Monna menatap Hezkiel, "Sayang, ada apa?" tanya Monna.


"Sayang, bisa bayar tagihannya, dulu. Sepertinya Papa membekukan semua kartu milikku." kata Hezkiel.


Monna kaget, "Apa?" kata Monna, ia pun segera mengiyakan permintaan Hezkiel, karena tidak mau terus ditatap pengunjung restoran yang lain. Monna mengambil dompetnya, mengeluarkan kartunya untuk diberikan pada pelayan. "Pakai ini," kata Monna memberikan kartunya.


Pelayan menerima, "Baik, Nyonya." kata pelayan.

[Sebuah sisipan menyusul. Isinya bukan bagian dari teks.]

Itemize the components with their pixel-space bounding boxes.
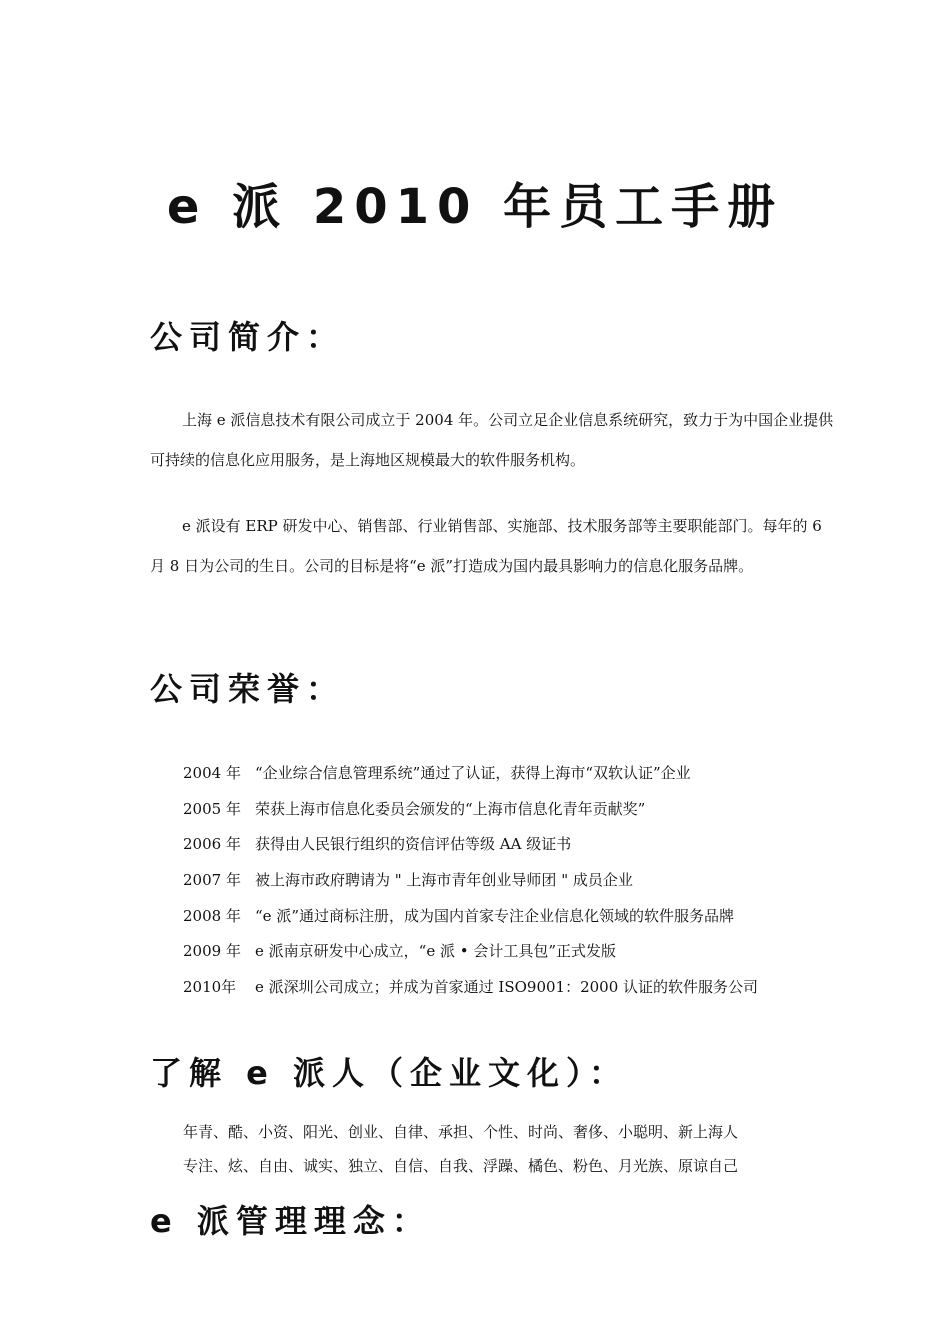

Transaksi pembayaran pun dilakukan. Akhirnya, tagihan terbayarkan berkat Monna. Dengan tersenyum terpaksa, Monna menerima kembali kartunya. Dalam hatinya iya kesal, karena ia harus mengeluarkan uang pribadinya untuk membayar tagihan makan malamnya dan Hezkiel. Setelah itu, mereka langsung pergi meninggalkan restoran.


Dari jauh, diam-diam Hans memperhatikan. Ia jelas melihat wajah Hezkiel yang panik. Meski demikian, ia tidak merasa sedih atau kasihan.


"Itulah yang harus kau bayar, Nak. Selama ini kau membohongi kami yang sudah merawat dan membesarkanmu dengan baik. Beginikah caramu membalas kebaikan kami? apa ini yang kami ajarkan?" batin Hans menahan rasa kesal.


Lily menghampiri Hans, "Sayang, maaf aku lama. Perutku tiba-tiba tidak nyaman." kata Lily mengeluh.


Hans menatap Lily, "Oh, kau baik-baik saja?" tanya Hans.


"Ya, akku tidak apa-apa.Hanya saja perutku terasa sedikit nyeri. Mungkin karena sejak tadi aku tegang." jawab Lily.


"Ayo, kita ke rumah sakit saja." ajak Hans.


"Untuk, apa? aku tidak apa-apa, sayang. Kita pulang saja," kata Lily.


"Tidak. Kita ke rumah sakit dulu, sekalian melihat keadaan Celine. Aku tidak mau kau kenapa-kenapa. Atau, aku akan benar-benar membenci diriku sendiri." kata Hans.


Tidak mau berdebat, Lily pun mengiyakan ucapan suaminya. Ia tahu, jika ia tidak akan bisa membantah ucapan suaminya. Hans yang sangat mempedulikan istrinya tidak mau hal buruk terjadi pada istrinya. Baginya, di Dunia ini tidak ada yang lebih berharga selain istrinya, Lily. Keduanya pun pergi meninggalkan restoran. Mereka melanjutkan perjalanan menuju rumah sakit. Hans ingin memeriksakan keadaan Lily, sekalian melihat keadaan Celine.